HOPEWELL — This will be a critical year for the Hopewell-Prince George United Way campaign.
Organization officials say contributions continue to decline despite the fact that the need remains and even has increased year to year.
Last week, members of the campaign committee including several volunteers, United Way staff, director Wayne Walton and President Stephen G. Henry, gathered at Gun Cotton Coffee for breakfast and to discuss the upcoming campaign that kicks off with a luncheon on Sept. 20.
Though he is optimistic they can meet the $225,000 goal, Henry, director of operations at Hopewell Cogeneration, admitted the situation is dire for the local program that helps more than 10 agencies providing services in Hopewell and Prince George.
“The campaign has had a downward trend, and that trend has a negative impact on the community and the agencies we support,” he said. “The outlook is less than favorable, given the past performances.”

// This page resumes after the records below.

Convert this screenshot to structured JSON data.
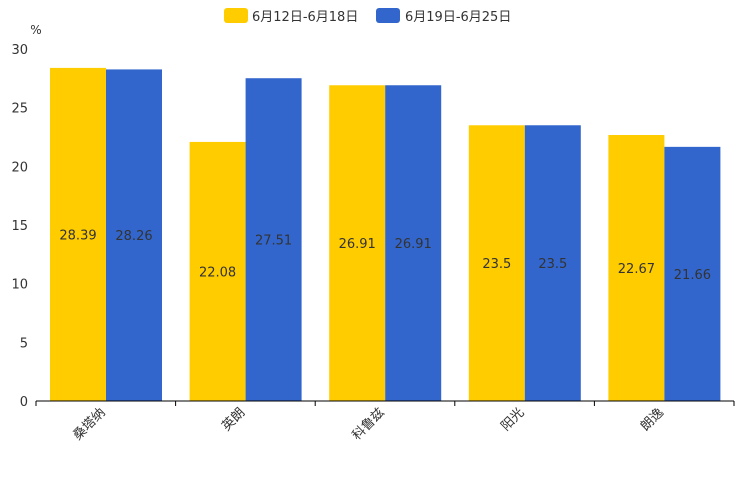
{
  "chart_data": {
    "type": "bar",
    "title": "",
    "xlabel": "",
    "ylabel": "%",
    "ylim": [
      0,
      30
    ],
    "yticks": [
      0,
      5,
      10,
      15,
      20,
      25,
      30
    ],
    "grid": false,
    "legend_position": "top-center",
    "categories": [
      "桑塔纳",
      "英朗",
      "科鲁兹",
      "阳光",
      "朗逸"
    ],
    "series": [
      {
        "name": "6月12日-6月18日",
        "color": "#FFCC00",
        "values": [
          28.39,
          22.08,
          26.91,
          23.5,
          22.67
        ],
        "labels": [
          "28.39",
          "22.08",
          "26.91",
          "23.5",
          "22.67"
        ]
      },
      {
        "name": "6月19日-6月25日",
        "color": "#3366CC",
        "values": [
          28.26,
          27.51,
          26.91,
          23.5,
          21.66
        ],
        "labels": [
          "28.26",
          "27.51",
          "26.91",
          "23.5",
          "21.66"
        ]
      }
    ]
  }
}
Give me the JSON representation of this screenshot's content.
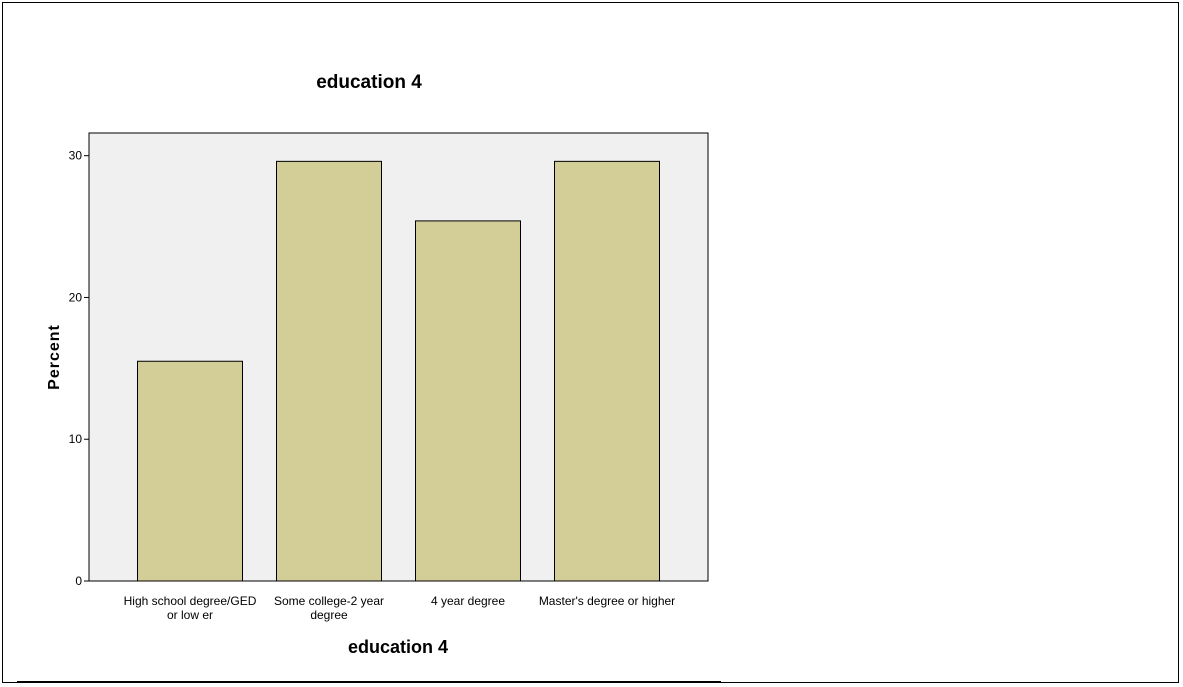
{
  "chart_data": {
    "type": "bar",
    "title": "education 4",
    "xlabel": "education 4",
    "ylabel": "Percent",
    "categories": [
      [
        "High school degree/GED",
        "or low er"
      ],
      [
        "Some college-2 year",
        "degree"
      ],
      [
        "4 year degree"
      ],
      [
        "Master's degree or higher"
      ]
    ],
    "values": [
      15.5,
      29.6,
      25.4,
      29.6
    ],
    "yticks": [
      0,
      10,
      20,
      30
    ],
    "ylim": [
      0,
      31.6
    ],
    "grid": false,
    "colors": {
      "bar_fill": "#d3cd98",
      "bar_stroke": "#000000",
      "plot_background": "#f0f0f0"
    }
  }
}
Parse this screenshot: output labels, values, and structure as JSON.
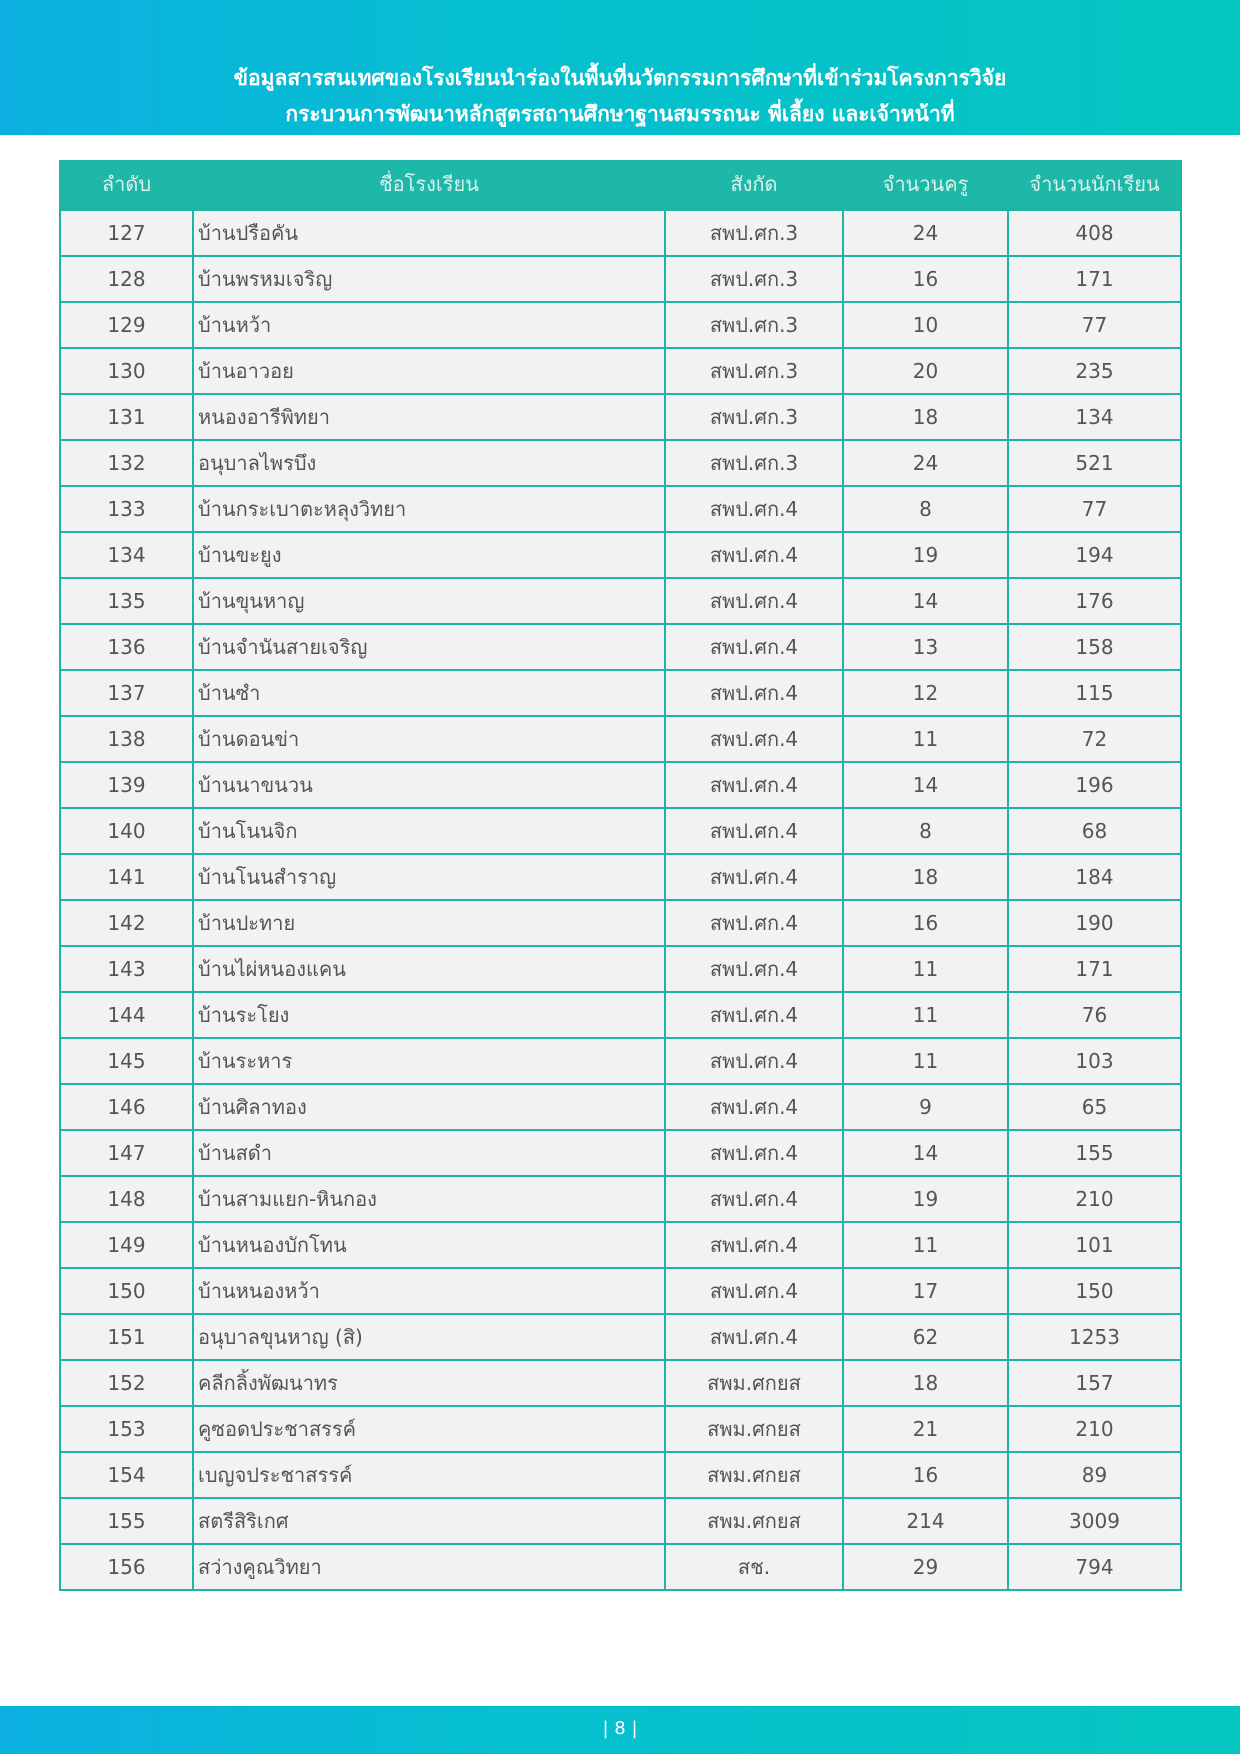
{
  "header": {
    "title_line1": "ข้อมูลสารสนเทศของโรงเรียนนำร่องในพื้นที่นวัตกรรมการศึกษาที่เข้าร่วมโครงการวิจัย",
    "title_line2": "กระบวนการพัฒนาหลักสูตรสถานศึกษาฐานสมรรถนะ พี่เลี้ยง และเจ้าหน้าที่"
  },
  "table": {
    "columns": [
      "ลำดับ",
      "ชื่อโรงเรียน",
      "สังกัด",
      "จำนวนครู",
      "จำนวนนักเรียน"
    ],
    "rows": [
      [
        "127",
        "บ้านปรือคัน",
        "สพป.ศก.3",
        "24",
        "408"
      ],
      [
        "128",
        "บ้านพรหมเจริญ",
        "สพป.ศก.3",
        "16",
        "171"
      ],
      [
        "129",
        "บ้านหว้า",
        "สพป.ศก.3",
        "10",
        "77"
      ],
      [
        "130",
        "บ้านอาวอย",
        "สพป.ศก.3",
        "20",
        "235"
      ],
      [
        "131",
        "หนองอารีพิทยา",
        "สพป.ศก.3",
        "18",
        "134"
      ],
      [
        "132",
        "อนุบาลไพรบึง",
        "สพป.ศก.3",
        "24",
        "521"
      ],
      [
        "133",
        "บ้านกระเบาตะหลุงวิทยา",
        "สพป.ศก.4",
        "8",
        "77"
      ],
      [
        "134",
        "บ้านขะยูง",
        "สพป.ศก.4",
        "19",
        "194"
      ],
      [
        "135",
        "บ้านขุนหาญ",
        "สพป.ศก.4",
        "14",
        "176"
      ],
      [
        "136",
        "บ้านจำนันสายเจริญ",
        "สพป.ศก.4",
        "13",
        "158"
      ],
      [
        "137",
        "บ้านซำ",
        "สพป.ศก.4",
        "12",
        "115"
      ],
      [
        "138",
        "บ้านดอนข่า",
        "สพป.ศก.4",
        "11",
        "72"
      ],
      [
        "139",
        "บ้านนาขนวน",
        "สพป.ศก.4",
        "14",
        "196"
      ],
      [
        "140",
        "บ้านโนนจิก",
        "สพป.ศก.4",
        "8",
        "68"
      ],
      [
        "141",
        "บ้านโนนสำราญ",
        "สพป.ศก.4",
        "18",
        "184"
      ],
      [
        "142",
        "บ้านปะทาย",
        "สพป.ศก.4",
        "16",
        "190"
      ],
      [
        "143",
        "บ้านไผ่หนองแคน",
        "สพป.ศก.4",
        "11",
        "171"
      ],
      [
        "144",
        "บ้านระโยง",
        "สพป.ศก.4",
        "11",
        "76"
      ],
      [
        "145",
        "บ้านระหาร",
        "สพป.ศก.4",
        "11",
        "103"
      ],
      [
        "146",
        "บ้านศิลาทอง",
        "สพป.ศก.4",
        "9",
        "65"
      ],
      [
        "147",
        "บ้านสดำ",
        "สพป.ศก.4",
        "14",
        "155"
      ],
      [
        "148",
        "บ้านสามแยก-หินกอง",
        "สพป.ศก.4",
        "19",
        "210"
      ],
      [
        "149",
        "บ้านหนองบักโทน",
        "สพป.ศก.4",
        "11",
        "101"
      ],
      [
        "150",
        "บ้านหนองหว้า",
        "สพป.ศก.4",
        "17",
        "150"
      ],
      [
        "151",
        "อนุบาลขุนหาญ (สิ)",
        "สพป.ศก.4",
        "62",
        "1253"
      ],
      [
        "152",
        "คลีกลิ้งพัฒนาทร",
        "สพม.ศกยส",
        "18",
        "157"
      ],
      [
        "153",
        "คูซอดประชาสรรค์",
        "สพม.ศกยส",
        "21",
        "210"
      ],
      [
        "154",
        "เบญจประชาสรรค์",
        "สพม.ศกยส",
        "16",
        "89"
      ],
      [
        "155",
        "สตรีสิริเกศ",
        "สพม.ศกยส",
        "214",
        "3009"
      ],
      [
        "156",
        "สว่างคูณวิทยา",
        "สช.",
        "29",
        "794"
      ]
    ]
  },
  "footer": {
    "page_number": "| 8 |"
  },
  "colors": {
    "accent": "#1db8a7",
    "banner_left": "#0bb0e0",
    "banner_right": "#03c6c0"
  }
}
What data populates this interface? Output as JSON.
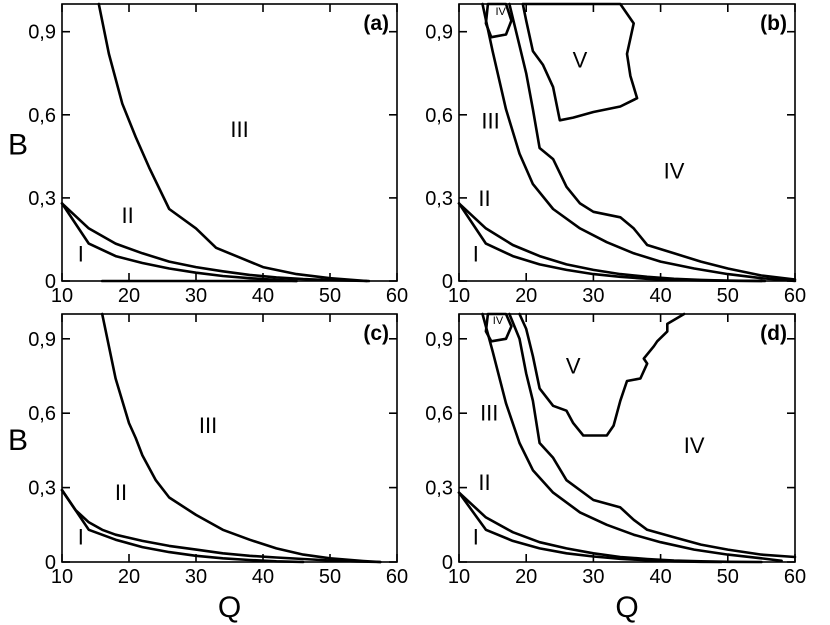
{
  "chart_data": [
    {
      "type": "line",
      "panel_label": "(a)",
      "xlim": [
        10,
        60
      ],
      "ylim": [
        0,
        1.0
      ],
      "xticks": [
        "10",
        "20",
        "30",
        "40",
        "50",
        "60"
      ],
      "yticks": [
        "0",
        "0,3",
        "0,6",
        "0,9"
      ],
      "xlabel": "",
      "ylabel": "B",
      "regions": [
        {
          "label": "I",
          "x": 12.8,
          "y": 0.07
        },
        {
          "label": "II",
          "x": 19.8,
          "y": 0.21
        },
        {
          "label": "III",
          "x": 36.5,
          "y": 0.52
        }
      ],
      "series": [
        {
          "x": [
            16.0,
            25.0,
            35.0,
            45.0
          ],
          "y": [
            0.0,
            0.0,
            0.0,
            0.0
          ]
        },
        {
          "x": [
            10.0,
            14.0,
            18.0,
            22.0,
            26.0,
            30.0,
            34.0,
            38.0,
            42.0,
            46.0,
            50.0,
            55.8
          ],
          "y": [
            0.28,
            0.19,
            0.135,
            0.1,
            0.07,
            0.05,
            0.035,
            0.022,
            0.013,
            0.007,
            0.003,
            0.0
          ]
        },
        {
          "x": [
            10.0,
            14.0,
            18.0,
            22.0,
            26.0,
            30.0,
            34.0,
            38.0,
            42.0,
            45.0
          ],
          "y": [
            0.28,
            0.135,
            0.09,
            0.065,
            0.045,
            0.03,
            0.018,
            0.01,
            0.004,
            0.0
          ]
        },
        {
          "x": [
            15.5,
            17.0,
            19.0,
            21.0,
            23.0,
            26.0,
            30.0,
            33.0,
            36.0,
            40.0,
            45.0,
            50.0,
            55.5
          ],
          "y": [
            1.0,
            0.82,
            0.64,
            0.52,
            0.41,
            0.26,
            0.19,
            0.12,
            0.09,
            0.05,
            0.025,
            0.01,
            0.0
          ]
        }
      ]
    },
    {
      "type": "line",
      "panel_label": "(b)",
      "xlim": [
        10,
        60
      ],
      "ylim": [
        0,
        1.0
      ],
      "xticks": [
        "10",
        "20",
        "30",
        "40",
        "50",
        "60"
      ],
      "yticks": [
        "0",
        "0,3",
        "0,6",
        "0,9"
      ],
      "xlabel": "",
      "ylabel": "",
      "regions": [
        {
          "label": "I",
          "x": 12.5,
          "y": 0.07
        },
        {
          "label": "II",
          "x": 13.8,
          "y": 0.27
        },
        {
          "label": "III",
          "x": 14.7,
          "y": 0.55
        },
        {
          "label": "IV",
          "x": 42.0,
          "y": 0.37
        },
        {
          "label": "IV",
          "x": 16.2,
          "y": 0.96
        },
        {
          "label": "V",
          "x": 28.0,
          "y": 0.77
        }
      ],
      "series": [
        {
          "x": [
            10.0,
            14.0,
            18.0,
            22.0,
            26.0,
            30.0,
            34.0,
            38.0,
            42.0,
            46.0,
            50.0,
            55.5
          ],
          "y": [
            0.28,
            0.19,
            0.13,
            0.09,
            0.06,
            0.04,
            0.025,
            0.015,
            0.008,
            0.004,
            0.001,
            0.0
          ]
        },
        {
          "x": [
            10.0,
            14.0,
            18.0,
            22.0,
            26.0,
            30.0,
            34.0,
            38.0,
            42.0,
            46.0,
            50.0,
            55.0
          ],
          "y": [
            0.28,
            0.135,
            0.09,
            0.06,
            0.04,
            0.025,
            0.015,
            0.008,
            0.004,
            0.002,
            0.001,
            0.0
          ]
        },
        {
          "x": [
            13.5,
            15.0,
            17.0,
            19.0,
            21.0,
            24.0,
            28.0,
            32.0,
            36.0,
            40.0,
            45.0,
            50.0,
            55.0,
            60.0
          ],
          "y": [
            1.0,
            0.83,
            0.62,
            0.46,
            0.35,
            0.26,
            0.19,
            0.14,
            0.1,
            0.07,
            0.045,
            0.025,
            0.01,
            0.0
          ]
        },
        {
          "x": [
            17.5,
            19.0,
            20.0,
            21.0,
            22.0,
            24.0,
            26.0,
            28.0,
            30.0,
            34.0,
            36.0,
            38.0,
            42.0,
            46.0,
            50.0,
            55.0,
            60.0
          ],
          "y": [
            1.0,
            0.85,
            0.75,
            0.62,
            0.48,
            0.44,
            0.34,
            0.28,
            0.25,
            0.23,
            0.19,
            0.13,
            0.1,
            0.07,
            0.045,
            0.02,
            0.005
          ]
        },
        {
          "x": [
            19.5,
            20.0,
            21.0,
            22.5,
            24.0,
            25.0,
            27.0,
            30.0,
            34.0,
            36.5,
            35.5,
            35.0,
            36.0,
            34.0,
            19.5
          ],
          "y": [
            1.0,
            0.94,
            0.83,
            0.78,
            0.7,
            0.58,
            0.59,
            0.61,
            0.63,
            0.66,
            0.74,
            0.82,
            0.93,
            1.0,
            1.0
          ]
        },
        {
          "x": [
            14.3,
            14.0,
            14.8,
            17.0,
            17.8,
            17.0,
            14.3
          ],
          "y": [
            1.0,
            0.93,
            0.88,
            0.89,
            0.94,
            1.0,
            1.0
          ]
        }
      ]
    },
    {
      "type": "line",
      "panel_label": "(c)",
      "xlim": [
        10,
        60
      ],
      "ylim": [
        0,
        1.0
      ],
      "xticks": [
        "10",
        "20",
        "30",
        "40",
        "50",
        "60"
      ],
      "yticks": [
        "0",
        "0,3",
        "0,6",
        "0,9"
      ],
      "xlabel": "Q",
      "ylabel": "B",
      "regions": [
        {
          "label": "I",
          "x": 12.8,
          "y": 0.07
        },
        {
          "label": "II",
          "x": 18.8,
          "y": 0.25
        },
        {
          "label": "III",
          "x": 31.8,
          "y": 0.52
        }
      ],
      "series": [
        {
          "x": [
            10.0,
            12.0,
            14.0,
            16.0,
            18.0,
            22.0,
            26.0,
            30.0,
            34.0,
            38.0,
            42.0,
            46.0,
            50.0,
            54.0,
            57.5
          ],
          "y": [
            0.29,
            0.21,
            0.16,
            0.13,
            0.11,
            0.085,
            0.065,
            0.05,
            0.035,
            0.025,
            0.018,
            0.012,
            0.006,
            0.002,
            0.0
          ]
        },
        {
          "x": [
            10.0,
            14.0,
            18.0,
            22.0,
            26.0,
            30.0,
            34.0,
            38.0,
            42.0,
            46.0
          ],
          "y": [
            0.29,
            0.13,
            0.09,
            0.06,
            0.04,
            0.025,
            0.015,
            0.008,
            0.003,
            0.0
          ]
        },
        {
          "x": [
            16.0,
            18.0,
            20.0,
            21.0,
            22.0,
            24.0,
            26.0,
            30.0,
            34.0,
            38.0,
            42.0,
            46.0,
            50.0,
            55.0,
            57.5
          ],
          "y": [
            1.0,
            0.74,
            0.56,
            0.5,
            0.43,
            0.33,
            0.26,
            0.19,
            0.13,
            0.09,
            0.055,
            0.03,
            0.015,
            0.004,
            0.0
          ]
        }
      ]
    },
    {
      "type": "line",
      "panel_label": "(d)",
      "xlim": [
        10,
        60
      ],
      "ylim": [
        0,
        1.0
      ],
      "xticks": [
        "10",
        "20",
        "30",
        "40",
        "50",
        "60"
      ],
      "yticks": [
        "0",
        "0,3",
        "0,6",
        "0,9"
      ],
      "xlabel": "Q",
      "ylabel": "",
      "regions": [
        {
          "label": "I",
          "x": 12.5,
          "y": 0.07
        },
        {
          "label": "II",
          "x": 13.8,
          "y": 0.29
        },
        {
          "label": "III",
          "x": 14.5,
          "y": 0.57
        },
        {
          "label": "IV",
          "x": 45.0,
          "y": 0.44
        },
        {
          "label": "IV",
          "x": 15.8,
          "y": 0.96
        },
        {
          "label": "V",
          "x": 27.0,
          "y": 0.76
        }
      ],
      "series": [
        {
          "x": [
            10.0,
            14.0,
            18.0,
            22.0,
            26.0,
            30.0,
            34.0,
            38.0,
            42.0,
            46.0,
            50.0,
            55.0
          ],
          "y": [
            0.28,
            0.18,
            0.12,
            0.08,
            0.055,
            0.035,
            0.02,
            0.012,
            0.006,
            0.003,
            0.001,
            0.0
          ]
        },
        {
          "x": [
            10.0,
            14.0,
            18.0,
            22.0,
            26.0,
            30.0,
            34.0,
            38.0,
            42.0,
            46.0,
            49.0
          ],
          "y": [
            0.28,
            0.13,
            0.085,
            0.055,
            0.035,
            0.022,
            0.013,
            0.007,
            0.003,
            0.001,
            0.0
          ]
        },
        {
          "x": [
            13.5,
            15.0,
            17.0,
            19.0,
            21.0,
            24.0,
            28.0,
            32.0,
            36.0,
            40.0,
            45.0,
            50.0,
            55.0,
            58.0
          ],
          "y": [
            1.0,
            0.85,
            0.64,
            0.48,
            0.37,
            0.28,
            0.2,
            0.15,
            0.11,
            0.08,
            0.05,
            0.03,
            0.015,
            0.005
          ]
        },
        {
          "x": [
            17.5,
            19.0,
            20.0,
            21.0,
            22.0,
            24.0,
            26.0,
            30.0,
            34.0,
            36.0,
            38.0,
            42.0,
            46.0,
            50.0,
            55.0,
            60.0
          ],
          "y": [
            1.0,
            0.9,
            0.76,
            0.65,
            0.48,
            0.42,
            0.33,
            0.25,
            0.22,
            0.17,
            0.13,
            0.1,
            0.07,
            0.05,
            0.03,
            0.02
          ]
        },
        {
          "x": [
            19.0,
            20.0,
            21.0,
            22.0,
            24.0,
            26.0,
            27.0,
            28.5,
            30.0,
            32.0,
            33.0,
            34.0,
            35.0,
            37.0,
            38.0,
            37.5,
            39.0,
            39.5,
            41.0,
            41.0,
            43.5
          ],
          "y": [
            1.0,
            0.94,
            0.83,
            0.7,
            0.63,
            0.61,
            0.56,
            0.51,
            0.51,
            0.51,
            0.55,
            0.65,
            0.73,
            0.74,
            0.8,
            0.82,
            0.87,
            0.89,
            0.93,
            0.96,
            1.0
          ]
        },
        {
          "x": [
            14.3,
            14.0,
            14.8,
            17.0,
            17.8,
            17.0,
            14.3
          ],
          "y": [
            1.0,
            0.93,
            0.89,
            0.9,
            0.95,
            1.0,
            1.0
          ]
        }
      ]
    }
  ]
}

Some of those challenges include that larger corporations have changed how they contribute and often money is going to competitive agencies many of which have large operating expenses. Walton suggested when giving that donors always ask what percent of their donation goes to those in need. In some instances, funding goes to outside agencies managing solicitation campaigns. In fact in those cases ... when you receive a call to donate to a non-profit organization, the company making the calls receives 80 to 90 percent of the donation.
For the United Way, funds that are given for larger organizations not on their partner list, like the Red Cross, do not come back to the local community.
“We are worried about sustainability and survivability,” Walton said. “This is not necessarily a good day for these organizations in need that give so much locally from education to health care. In all, 18 agencies are United Way partners for this year’s campaign. Ranging from the Progressive adult rehabilitation center, the Hopewell Youth Football League with so many others in between helping to provide food to legal aid for those in need.”
“We really need the support from our local businesses,” H-PG United Way Executive Assistant Teresa Brobst said. All of agencies provide services to the Hopewell and Prince George Community.”
“To meet these needs, it can’t be business-as-usual with declining contributions. We must try to do things differently. We’re hoping to turn the tide.”
These volunteers who met for the first committee meeting made some suggestions that could help raise funds. Dan Matthews explained that while vacationing in Carolina Beach that at each restaurant or store they went into the cashier asked if the customer wanted to round up the payment to the nearest dollar to donate to a non-profit. He said that with going out for three meals a day that adds up for local agencies if local stores are willing to participate.
Many companies have large participation and others only have a few. Walton said, for example, if every city employee gave $1, Hopewell government would meet its overall goal.
Henry acknowledged that change can be difficult, but the local non-profits will suffer without the funds raised through the United Way as larger organizations are attracting more and more donations. Walton added that those donations are often not seen in Hopewell and Prince George, and funding goes to operations and not just those who are in need.
“Every year there are more and more challenges, yet the needs are still there,” Mark Haley, campaign co-chair commented.
The former Hopewell city manager commended H-PG United Way for how it operates. “We have low overhead, and not some large corporate headquarters or high salaries,” he said. “We put the money right where it belongs: in the hands of the people.”
“We are proud of that; 100 percent of the funds raised go to help organizations that are our member agencies,” Walton added. “We are an independent, small organization and take care of a lot of small agencies that wouldn’t see funding otherwise. This is an important year.”
Hopewell-Prince George United Way’s goal is to raise enough money to meet the needs of participating agencies. These agencies are evaluated by a panel of volunteers made up of people from the community and each of the program and funding requests are reviewed by allocation panels to ensure monies from those who contributed go where it is most needed.